Boulder business owner Chuck Palmer (ElEngr’76, MS’88) has provided $4 million to help recruit and recognize outstanding faculty in the College of Engineering and Applied Science and the Department of Electrical, Computer and Energy Engineering (ECEE).

The gift from Palmer, who owns Boulder’s Avalon Ballroom, will establish the Palmer Endowed Chair in Engineering and the Palmer Endowed Chair in Electrical, Computer and Energy Engineering. The first of these chairs has been awarded to Kurt Maute, professor of Aerospace Engineering Sciences, and the second is being used to help attract a new faculty member to ECEE.

“These chairs will help us recruit, retain and support outstanding faculty members who are among the best in the nation, and they in turn will bring new resources to support students and research,” said Robert H. Davis, dean and Tisone Endowed Chair of the College of Engineering and Applied Science. “We are extremely grateful to Chuck Palmer for his long-term support and vision to help our college excel.”
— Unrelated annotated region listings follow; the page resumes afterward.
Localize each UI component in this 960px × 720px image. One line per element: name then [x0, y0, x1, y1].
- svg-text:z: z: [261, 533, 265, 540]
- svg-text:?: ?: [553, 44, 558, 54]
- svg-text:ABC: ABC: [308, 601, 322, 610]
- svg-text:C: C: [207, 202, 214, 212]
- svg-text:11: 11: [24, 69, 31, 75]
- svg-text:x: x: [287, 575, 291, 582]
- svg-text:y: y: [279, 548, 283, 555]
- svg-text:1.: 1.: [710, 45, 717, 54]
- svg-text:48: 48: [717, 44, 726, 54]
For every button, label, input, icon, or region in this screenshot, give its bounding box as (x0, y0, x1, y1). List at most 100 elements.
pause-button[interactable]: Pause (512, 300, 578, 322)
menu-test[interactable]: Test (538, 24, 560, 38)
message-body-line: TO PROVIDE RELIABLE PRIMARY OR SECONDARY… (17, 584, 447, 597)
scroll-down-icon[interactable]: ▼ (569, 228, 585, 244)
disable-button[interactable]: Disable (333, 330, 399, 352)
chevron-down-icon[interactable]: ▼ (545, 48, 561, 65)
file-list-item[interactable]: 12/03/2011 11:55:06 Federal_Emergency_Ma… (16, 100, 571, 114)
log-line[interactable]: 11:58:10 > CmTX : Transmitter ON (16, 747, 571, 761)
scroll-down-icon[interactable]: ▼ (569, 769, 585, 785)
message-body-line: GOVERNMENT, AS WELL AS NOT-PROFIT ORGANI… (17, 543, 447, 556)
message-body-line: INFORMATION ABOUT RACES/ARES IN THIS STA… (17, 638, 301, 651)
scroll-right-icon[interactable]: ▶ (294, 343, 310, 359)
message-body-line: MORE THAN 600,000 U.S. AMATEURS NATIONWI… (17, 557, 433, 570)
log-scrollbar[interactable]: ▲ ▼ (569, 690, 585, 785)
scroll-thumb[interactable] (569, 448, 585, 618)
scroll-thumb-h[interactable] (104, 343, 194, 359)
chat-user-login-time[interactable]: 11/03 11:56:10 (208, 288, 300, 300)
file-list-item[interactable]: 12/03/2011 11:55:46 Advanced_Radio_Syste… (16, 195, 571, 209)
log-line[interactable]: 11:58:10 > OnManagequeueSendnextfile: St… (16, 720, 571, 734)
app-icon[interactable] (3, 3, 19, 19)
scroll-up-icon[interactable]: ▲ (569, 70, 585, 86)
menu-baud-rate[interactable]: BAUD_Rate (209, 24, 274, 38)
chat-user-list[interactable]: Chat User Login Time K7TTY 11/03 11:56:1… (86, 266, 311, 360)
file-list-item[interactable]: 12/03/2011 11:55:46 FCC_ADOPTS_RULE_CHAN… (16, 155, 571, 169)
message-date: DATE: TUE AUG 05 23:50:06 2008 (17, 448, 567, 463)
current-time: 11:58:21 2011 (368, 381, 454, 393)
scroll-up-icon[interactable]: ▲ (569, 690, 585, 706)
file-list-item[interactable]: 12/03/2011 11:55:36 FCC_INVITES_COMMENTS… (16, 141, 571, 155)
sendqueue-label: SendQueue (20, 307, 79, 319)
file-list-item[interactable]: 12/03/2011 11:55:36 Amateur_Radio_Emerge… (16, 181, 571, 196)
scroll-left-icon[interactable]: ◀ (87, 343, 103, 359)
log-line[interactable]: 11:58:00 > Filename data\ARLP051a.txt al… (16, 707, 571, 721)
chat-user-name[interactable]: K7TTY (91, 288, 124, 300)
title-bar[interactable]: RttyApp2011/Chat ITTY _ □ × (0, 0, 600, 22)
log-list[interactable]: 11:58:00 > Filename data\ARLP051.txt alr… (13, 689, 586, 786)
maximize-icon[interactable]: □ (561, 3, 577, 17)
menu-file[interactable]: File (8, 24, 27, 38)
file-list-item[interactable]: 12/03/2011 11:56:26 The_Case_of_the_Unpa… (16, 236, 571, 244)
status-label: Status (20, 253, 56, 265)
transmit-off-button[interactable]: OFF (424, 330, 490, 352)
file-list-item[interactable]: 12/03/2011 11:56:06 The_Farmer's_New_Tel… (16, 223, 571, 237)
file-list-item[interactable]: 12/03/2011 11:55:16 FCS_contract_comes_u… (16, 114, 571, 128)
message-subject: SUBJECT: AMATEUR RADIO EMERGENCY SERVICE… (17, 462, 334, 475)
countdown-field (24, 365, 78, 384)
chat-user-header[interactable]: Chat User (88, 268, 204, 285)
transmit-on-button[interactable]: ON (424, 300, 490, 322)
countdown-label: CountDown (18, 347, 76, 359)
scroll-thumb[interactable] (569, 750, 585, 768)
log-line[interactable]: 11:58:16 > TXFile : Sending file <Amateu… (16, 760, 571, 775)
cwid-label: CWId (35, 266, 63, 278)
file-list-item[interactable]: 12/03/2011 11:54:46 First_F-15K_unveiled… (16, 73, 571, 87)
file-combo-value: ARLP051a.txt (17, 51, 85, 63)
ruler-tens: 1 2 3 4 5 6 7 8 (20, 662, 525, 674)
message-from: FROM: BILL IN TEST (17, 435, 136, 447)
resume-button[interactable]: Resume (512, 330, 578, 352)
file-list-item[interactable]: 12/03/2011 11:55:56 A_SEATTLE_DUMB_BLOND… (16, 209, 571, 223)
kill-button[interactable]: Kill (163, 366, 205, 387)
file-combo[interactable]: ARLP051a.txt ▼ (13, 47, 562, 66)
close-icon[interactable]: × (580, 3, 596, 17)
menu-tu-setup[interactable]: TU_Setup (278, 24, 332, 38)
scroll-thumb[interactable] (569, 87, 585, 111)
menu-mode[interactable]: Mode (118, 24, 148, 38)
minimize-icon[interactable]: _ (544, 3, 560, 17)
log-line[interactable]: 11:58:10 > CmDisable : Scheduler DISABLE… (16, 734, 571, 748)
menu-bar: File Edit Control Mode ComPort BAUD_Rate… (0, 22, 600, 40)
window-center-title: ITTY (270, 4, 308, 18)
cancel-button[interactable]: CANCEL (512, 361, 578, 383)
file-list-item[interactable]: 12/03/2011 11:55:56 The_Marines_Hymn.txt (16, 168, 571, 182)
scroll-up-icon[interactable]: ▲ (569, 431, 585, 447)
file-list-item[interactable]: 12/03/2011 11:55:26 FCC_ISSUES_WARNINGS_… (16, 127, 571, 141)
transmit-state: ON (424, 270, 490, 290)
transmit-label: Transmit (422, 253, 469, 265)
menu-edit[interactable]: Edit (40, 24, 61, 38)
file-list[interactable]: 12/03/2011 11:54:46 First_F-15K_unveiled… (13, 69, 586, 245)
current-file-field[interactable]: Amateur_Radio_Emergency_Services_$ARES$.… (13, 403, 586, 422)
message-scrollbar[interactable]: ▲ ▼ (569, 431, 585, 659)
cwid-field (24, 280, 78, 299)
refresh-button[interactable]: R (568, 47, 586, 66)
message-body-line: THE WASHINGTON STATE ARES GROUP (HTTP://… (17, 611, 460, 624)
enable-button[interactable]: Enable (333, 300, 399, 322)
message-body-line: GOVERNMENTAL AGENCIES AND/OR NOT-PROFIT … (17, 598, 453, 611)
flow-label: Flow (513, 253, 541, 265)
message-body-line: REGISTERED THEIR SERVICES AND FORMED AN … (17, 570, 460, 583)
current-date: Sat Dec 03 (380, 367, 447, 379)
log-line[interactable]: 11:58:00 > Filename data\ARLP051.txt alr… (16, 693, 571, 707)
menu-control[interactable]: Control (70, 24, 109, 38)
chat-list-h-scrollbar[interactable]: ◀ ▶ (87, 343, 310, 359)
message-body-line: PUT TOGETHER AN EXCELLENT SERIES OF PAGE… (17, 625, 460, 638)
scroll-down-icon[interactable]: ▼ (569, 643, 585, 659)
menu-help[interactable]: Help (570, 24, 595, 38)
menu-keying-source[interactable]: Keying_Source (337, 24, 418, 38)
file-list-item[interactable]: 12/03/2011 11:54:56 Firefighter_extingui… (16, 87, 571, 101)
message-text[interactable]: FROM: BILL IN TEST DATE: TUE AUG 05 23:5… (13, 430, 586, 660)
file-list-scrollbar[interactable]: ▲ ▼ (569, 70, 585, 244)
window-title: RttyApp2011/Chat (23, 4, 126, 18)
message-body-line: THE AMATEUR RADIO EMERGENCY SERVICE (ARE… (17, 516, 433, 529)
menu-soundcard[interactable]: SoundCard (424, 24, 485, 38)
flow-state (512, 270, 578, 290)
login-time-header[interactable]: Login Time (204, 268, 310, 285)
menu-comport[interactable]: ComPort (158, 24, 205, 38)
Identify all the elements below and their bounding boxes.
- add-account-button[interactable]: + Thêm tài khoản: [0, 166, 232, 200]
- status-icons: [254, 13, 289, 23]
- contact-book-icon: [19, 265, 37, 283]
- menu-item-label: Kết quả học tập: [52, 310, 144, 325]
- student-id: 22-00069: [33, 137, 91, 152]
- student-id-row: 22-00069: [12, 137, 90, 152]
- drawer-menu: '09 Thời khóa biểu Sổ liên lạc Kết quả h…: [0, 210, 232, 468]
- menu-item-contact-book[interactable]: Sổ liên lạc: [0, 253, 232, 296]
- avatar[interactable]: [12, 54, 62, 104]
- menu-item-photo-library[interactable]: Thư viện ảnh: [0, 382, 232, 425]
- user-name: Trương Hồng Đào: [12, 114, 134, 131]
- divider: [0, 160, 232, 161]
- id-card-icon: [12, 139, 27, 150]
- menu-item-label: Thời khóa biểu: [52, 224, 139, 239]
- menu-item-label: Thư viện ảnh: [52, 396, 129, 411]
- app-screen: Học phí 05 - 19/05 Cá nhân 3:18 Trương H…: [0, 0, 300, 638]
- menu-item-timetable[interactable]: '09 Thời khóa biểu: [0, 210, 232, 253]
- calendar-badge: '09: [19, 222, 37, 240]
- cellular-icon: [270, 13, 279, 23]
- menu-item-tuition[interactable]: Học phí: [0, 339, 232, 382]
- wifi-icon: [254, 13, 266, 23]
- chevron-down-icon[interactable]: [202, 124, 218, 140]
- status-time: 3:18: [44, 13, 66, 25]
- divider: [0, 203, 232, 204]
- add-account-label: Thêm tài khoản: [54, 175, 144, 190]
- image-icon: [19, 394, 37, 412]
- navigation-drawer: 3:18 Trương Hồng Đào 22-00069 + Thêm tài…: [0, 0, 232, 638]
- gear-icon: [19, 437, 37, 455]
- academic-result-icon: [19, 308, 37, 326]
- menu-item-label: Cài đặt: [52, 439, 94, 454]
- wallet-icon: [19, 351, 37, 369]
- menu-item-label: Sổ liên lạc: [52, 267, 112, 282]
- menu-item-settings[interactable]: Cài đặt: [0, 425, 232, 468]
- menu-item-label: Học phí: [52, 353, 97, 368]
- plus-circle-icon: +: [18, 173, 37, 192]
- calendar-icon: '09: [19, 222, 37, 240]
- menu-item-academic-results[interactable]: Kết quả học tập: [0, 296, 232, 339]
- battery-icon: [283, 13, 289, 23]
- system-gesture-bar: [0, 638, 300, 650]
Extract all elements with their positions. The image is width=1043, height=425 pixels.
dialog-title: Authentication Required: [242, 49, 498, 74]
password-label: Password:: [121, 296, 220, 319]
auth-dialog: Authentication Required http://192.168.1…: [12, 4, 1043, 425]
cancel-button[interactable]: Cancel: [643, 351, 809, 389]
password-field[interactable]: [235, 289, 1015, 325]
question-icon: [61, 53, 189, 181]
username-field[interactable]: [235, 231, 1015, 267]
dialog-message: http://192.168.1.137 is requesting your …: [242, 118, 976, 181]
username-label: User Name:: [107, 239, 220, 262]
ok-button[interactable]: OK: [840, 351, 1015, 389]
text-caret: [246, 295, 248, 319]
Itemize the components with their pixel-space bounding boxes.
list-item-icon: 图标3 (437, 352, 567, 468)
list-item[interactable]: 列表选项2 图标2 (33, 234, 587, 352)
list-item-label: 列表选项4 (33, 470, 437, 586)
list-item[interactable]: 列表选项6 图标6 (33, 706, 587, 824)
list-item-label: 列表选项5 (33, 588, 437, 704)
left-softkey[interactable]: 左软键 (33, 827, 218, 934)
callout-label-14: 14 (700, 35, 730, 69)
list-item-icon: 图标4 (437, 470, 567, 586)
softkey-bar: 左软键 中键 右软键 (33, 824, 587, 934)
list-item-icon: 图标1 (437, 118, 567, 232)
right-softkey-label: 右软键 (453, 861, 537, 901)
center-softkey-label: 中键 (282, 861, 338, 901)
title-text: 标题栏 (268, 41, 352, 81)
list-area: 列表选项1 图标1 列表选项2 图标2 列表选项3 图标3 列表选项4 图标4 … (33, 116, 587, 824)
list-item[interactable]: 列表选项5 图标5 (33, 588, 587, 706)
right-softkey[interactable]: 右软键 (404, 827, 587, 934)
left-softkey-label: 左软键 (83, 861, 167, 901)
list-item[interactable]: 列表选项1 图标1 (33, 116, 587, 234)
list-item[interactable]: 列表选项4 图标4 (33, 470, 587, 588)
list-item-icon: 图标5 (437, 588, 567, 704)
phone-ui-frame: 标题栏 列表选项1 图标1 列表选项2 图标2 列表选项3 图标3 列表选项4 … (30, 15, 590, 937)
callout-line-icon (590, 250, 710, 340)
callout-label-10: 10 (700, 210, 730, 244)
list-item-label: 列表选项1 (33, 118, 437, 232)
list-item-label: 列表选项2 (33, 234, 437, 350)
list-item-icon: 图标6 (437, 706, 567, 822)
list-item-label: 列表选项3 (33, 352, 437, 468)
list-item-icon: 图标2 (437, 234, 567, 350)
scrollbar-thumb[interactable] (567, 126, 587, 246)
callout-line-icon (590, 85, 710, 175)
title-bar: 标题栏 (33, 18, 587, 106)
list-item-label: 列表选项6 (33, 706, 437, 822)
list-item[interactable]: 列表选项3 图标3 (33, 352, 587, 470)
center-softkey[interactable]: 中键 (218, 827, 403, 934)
Palmer doesn’t intend for these gifts to be his last. He has established an investment fund with the CU Foundation that will continue to grow, and he hopes to continue supporting CU Boulder engineering students and faculty in the future. Palmer also provides a scholarship fund for engineering undergraduates named after longtime ECEE professor Ivar Pearson, whose classes he remembers fondly.

“He was a first-year electrical engineering professor and one of those people who was a joy to take classes from,” he said. “You learned, but you also didn’t fall asleep.”

While Palmer began his master’s studies at Arizona State University, it was the research being done by faculty that drew him back to CU Boulder.

“When I came here for grad school and talked to a few different professors about their projects, I decided I would rather be doing any of that than what I was doing,” he said. Working under advisor Jim Avery, Palmer designed a digital signal processing board that would help undergraduate students test algorithms on a personal computer. 

After completing his master’s degree, Palmer said he came close to moving to Boston, but decided he didn’t want to leave Boulder. In addition to enjoying the hiking and skiing opportunities in Colorado, he had also become involved in the local social dance community in Boulder, through which he met his wife, Halina.

Through his involvement in a long-range planning committee, he purchased the building that would become the Avalon Ballroom, where he currently puts his engineering skills to work. He did the CAD drawings and design for the ballroom, and continues to oversee contractors and volunteers on improvements to the space.

“We installed the floor and then started dancing,” Palmer said. “So the ballroom still needs a proper ceiling and walls.”